Card errata (Page 112)
Most of the First Edition cards can be played "as is" under the Revised rules. Some Revised cards have minor changes in what they do when compared to First Edition; when playing with mixed sets, play each card by wording on the card itself. However, just because one version of a card says something explicitely and another version doesn't, this does not mean they function differently. Some of the cards text contain reminders of things that are already part of the rules. The presence or lack of such text on one card versus another should not be interpreted as meaning that rule does not apply.
A few cards do need their wording changed, as follow :
These card say "discard" and should say "destroy" : Bottle of Suleiman, Balance, Black Lotus, Chaos Orb, City in a bottle, Conversion, Cyclone, Disenchant, Drop of honey, Jihad, Pestilence, Tranquility, Unsummon.
In the chapter : MTG FAQ (Page 216-217)
Q: Are the terms "kill" and "destroy" synonymous ?

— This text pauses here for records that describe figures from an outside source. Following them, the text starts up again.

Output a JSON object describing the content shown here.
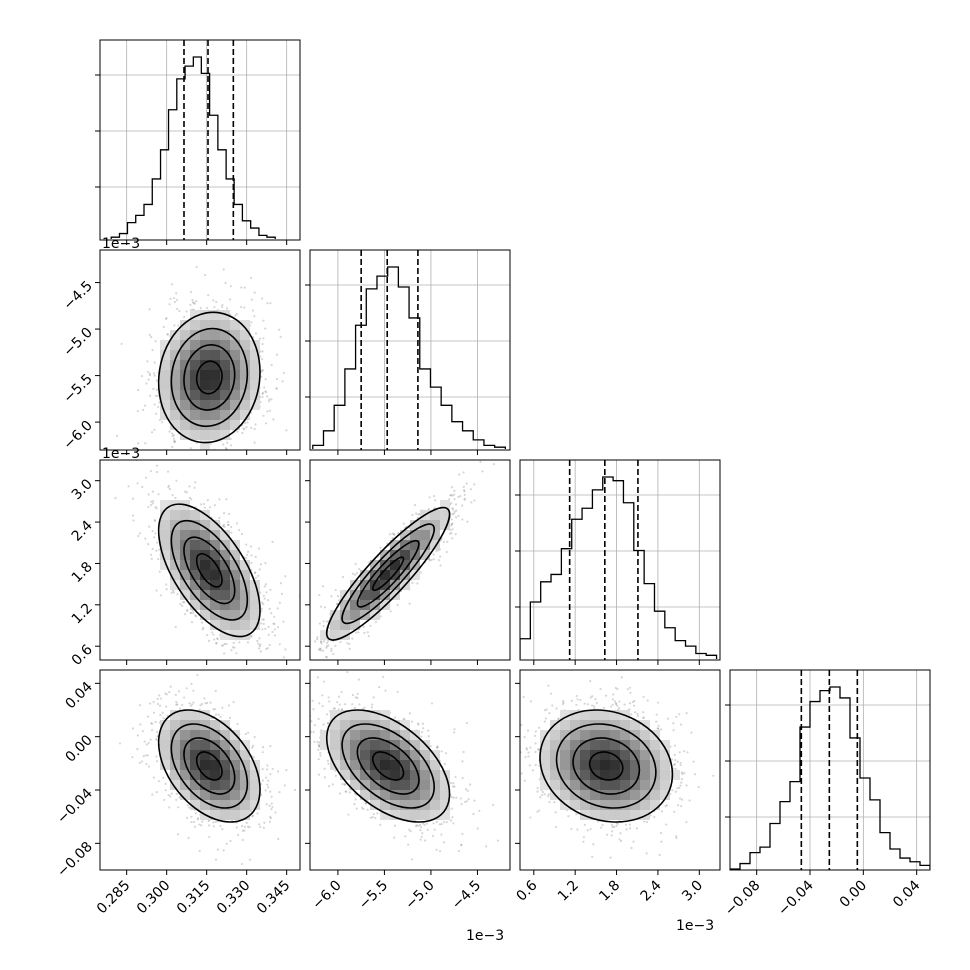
{
  "figure": {
    "type": "corner-plot"
  },
  "chart_data": {
    "type": "corner",
    "parameters": [
      {
        "index": 0,
        "range": [
          0.275,
          0.35
        ],
        "ticks": [
          0.285,
          0.3,
          0.315,
          0.33,
          0.345
        ],
        "tick_labels": [
          "0.285",
          "0.300",
          "0.315",
          "0.330",
          "0.345"
        ],
        "offset_text": "",
        "quantiles": [
          0.3065,
          0.3155,
          0.325
        ],
        "histogram": {
          "bin_edges": [
            0.2792,
            0.2823,
            0.2853,
            0.2884,
            0.2915,
            0.2946,
            0.2977,
            0.3007,
            0.3038,
            0.3069,
            0.31,
            0.313,
            0.3161,
            0.3192,
            0.3223,
            0.3253,
            0.3284,
            0.3315,
            0.3346,
            0.3376,
            0.3407
          ],
          "counts": [
            0.01,
            0.03,
            0.09,
            0.13,
            0.19,
            0.33,
            0.49,
            0.71,
            0.88,
            0.95,
            1.0,
            0.91,
            0.68,
            0.49,
            0.33,
            0.19,
            0.1,
            0.06,
            0.02,
            0.01
          ]
        }
      },
      {
        "index": 1,
        "range": [
          -6.3,
          -4.15
        ],
        "ticks": [
          -6.0,
          -5.5,
          -5.0,
          -4.5
        ],
        "tick_labels": [
          "−6.0",
          "−5.5",
          "−5.0",
          "−4.5"
        ],
        "offset_text": "1e−3",
        "quantiles": [
          -5.75,
          -5.47,
          -5.14
        ],
        "histogram": {
          "bin_edges": [
            -6.27,
            -6.155,
            -6.04,
            -5.925,
            -5.81,
            -5.695,
            -5.58,
            -5.465,
            -5.35,
            -5.235,
            -5.12,
            -5.005,
            -4.89,
            -4.775,
            -4.66,
            -4.545,
            -4.43,
            -4.315,
            -4.2
          ],
          "counts": [
            0.02,
            0.1,
            0.24,
            0.44,
            0.68,
            0.88,
            0.95,
            1.0,
            0.89,
            0.72,
            0.44,
            0.34,
            0.24,
            0.15,
            0.1,
            0.05,
            0.02,
            0.01
          ]
        }
      },
      {
        "index": 2,
        "range": [
          0.4,
          3.3
        ],
        "ticks": [
          0.6,
          1.2,
          1.8,
          2.4,
          3.0
        ],
        "tick_labels": [
          "0.6",
          "1.2",
          "1.8",
          "2.4",
          "3.0"
        ],
        "offset_text": "1e−3",
        "quantiles": [
          1.12,
          1.63,
          2.11
        ],
        "histogram": {
          "bin_edges": [
            0.4,
            0.55,
            0.7,
            0.85,
            1.0,
            1.15,
            1.3,
            1.45,
            1.6,
            1.75,
            1.9,
            2.05,
            2.2,
            2.35,
            2.5,
            2.65,
            2.8,
            2.95,
            3.1,
            3.25
          ],
          "counts": [
            0.11,
            0.31,
            0.42,
            0.46,
            0.6,
            0.76,
            0.82,
            0.92,
            0.99,
            0.97,
            0.85,
            0.59,
            0.41,
            0.26,
            0.17,
            0.1,
            0.07,
            0.03,
            0.02
          ]
        }
      },
      {
        "index": 3,
        "range": [
          -0.1,
          0.05
        ],
        "ticks": [
          -0.08,
          -0.04,
          0.0,
          0.04
        ],
        "tick_labels": [
          "−0.08",
          "−0.04",
          "0.00",
          "0.04"
        ],
        "offset_text": "",
        "quantiles": [
          -0.0465,
          -0.0255,
          -0.0045
        ],
        "histogram": {
          "bin_edges": [
            -0.1,
            -0.0925,
            -0.085,
            -0.0775,
            -0.07,
            -0.0625,
            -0.055,
            -0.0475,
            -0.04,
            -0.0325,
            -0.025,
            -0.0175,
            -0.01,
            -0.0025,
            0.005,
            0.0125,
            0.02,
            0.0275,
            0.035,
            0.0425,
            0.05
          ],
          "counts": [
            0.0,
            0.03,
            0.09,
            0.12,
            0.25,
            0.37,
            0.48,
            0.78,
            0.92,
            0.98,
            1.0,
            0.94,
            0.72,
            0.5,
            0.38,
            0.2,
            0.11,
            0.06,
            0.04,
            0.02
          ]
        }
      }
    ],
    "pairs": [
      {
        "x": 0,
        "y": 1,
        "center": [
          0.316,
          -5.52
        ],
        "sigma": [
          0.0095,
          0.35
        ],
        "corr": 0.08,
        "seed": 11
      },
      {
        "x": 0,
        "y": 2,
        "center": [
          0.316,
          1.7
        ],
        "sigma": [
          0.0095,
          0.48
        ],
        "corr": -0.6,
        "seed": 23
      },
      {
        "x": 0,
        "y": 3,
        "center": [
          0.316,
          -0.022
        ],
        "sigma": [
          0.0095,
          0.021
        ],
        "corr": -0.42,
        "seed": 37
      },
      {
        "x": 1,
        "y": 2,
        "center": [
          -5.46,
          1.65
        ],
        "sigma": [
          0.33,
          0.48
        ],
        "corr": 0.9,
        "seed": 41
      },
      {
        "x": 1,
        "y": 3,
        "center": [
          -5.46,
          -0.022
        ],
        "sigma": [
          0.33,
          0.021
        ],
        "corr": -0.5,
        "seed": 53
      },
      {
        "x": 2,
        "y": 3,
        "center": [
          1.65,
          -0.022
        ],
        "sigma": [
          0.48,
          0.021
        ],
        "corr": -0.15,
        "seed": 67
      }
    ],
    "contour_levels_sigma": [
      0.5,
      1.0,
      1.5,
      2.0
    ],
    "grid": true
  }
}
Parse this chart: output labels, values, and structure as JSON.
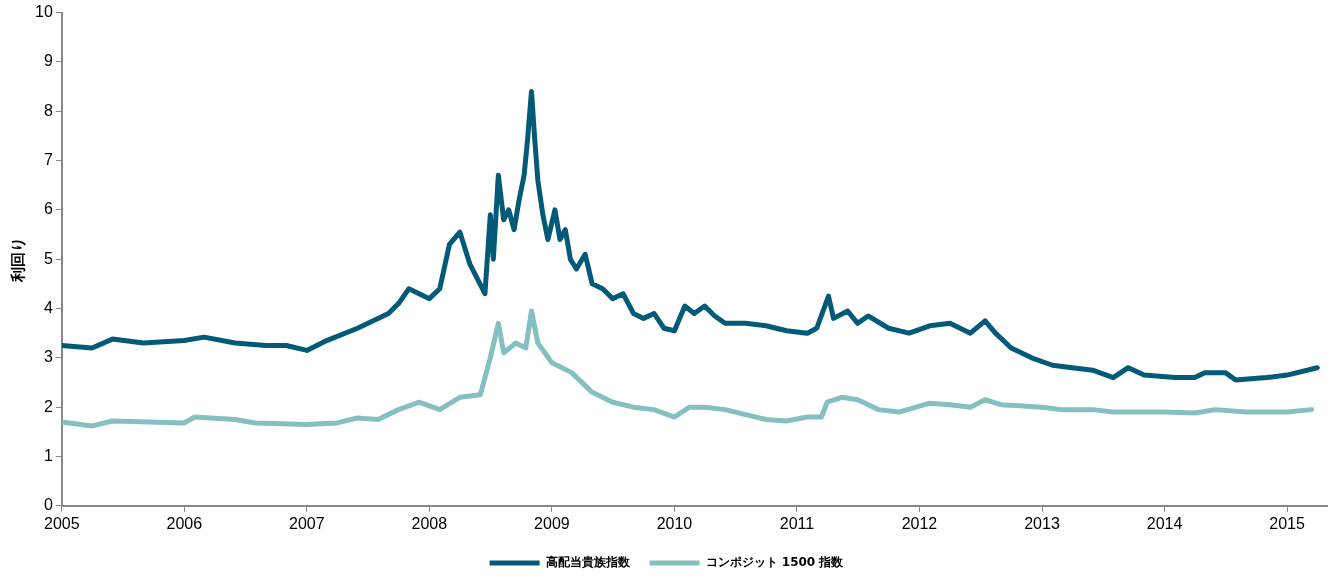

A: Yes. In both cases, you may attempt to regenerate the creature beeing killed or destroyed.
Q: And "goes to the Graveyard" ?
A: This means that the card must be placed in the graveyeard. Once a creature is Sacrificed, it must go to the graveyeard, and can't be regenerated or other fancy stuff. Protection, Guardian Beast, Consecrate Land, and other protective effects cannot save cards that are sacrificed or "placed in the graveyard".
Q: what about "discarded"?
A: If it refers to a card in a player's hand, the card is simply placed in the graveyard and generate no effect. If it refers to a card in play, it is synonymous with "destroyed" and the card may be protected or regenerated.
Q: Are the terms "gone to the graveyard", "killed", "discarded" and "destroyed" synonymous?
A: These are all past tense. If a card actually goes into the discard pile, then it was killed/discarded/destroyed/sent to the graveyard.
The Revised rules have clearly defined "kill" and "destroy" as identical, and have replaced "destroyed without possibility of regeneration" with "buried". This saves space, and works for any type of card (instead of just creatures).
My 10 cents
So, to sum it up, under Revised Rules :
Serendib Djinn wording was still "destroy" and as such the combo with consacred land or pyramid were still legal.
The rules allowed any card to be sacrificed, not only creatures (even if i fail to find any other card in those sets who would ask for it).
I found the official errata in the Duelist number 7 (Page 99) so in 3rd quarter of 1995 and still under Revised rules :
Q: When i choose a land for my Serenbib Djinn to destroy during upkeep, can i prevent that destruction?
A: No, Serendib Djinn should be read as if the land were sacrificed.
(by the way, it was in the same errata that the Guardian Beast/Disk combo did not work any more as they also say : consecrate land, guardian beast and pyramid may no longer save permanents from themselves).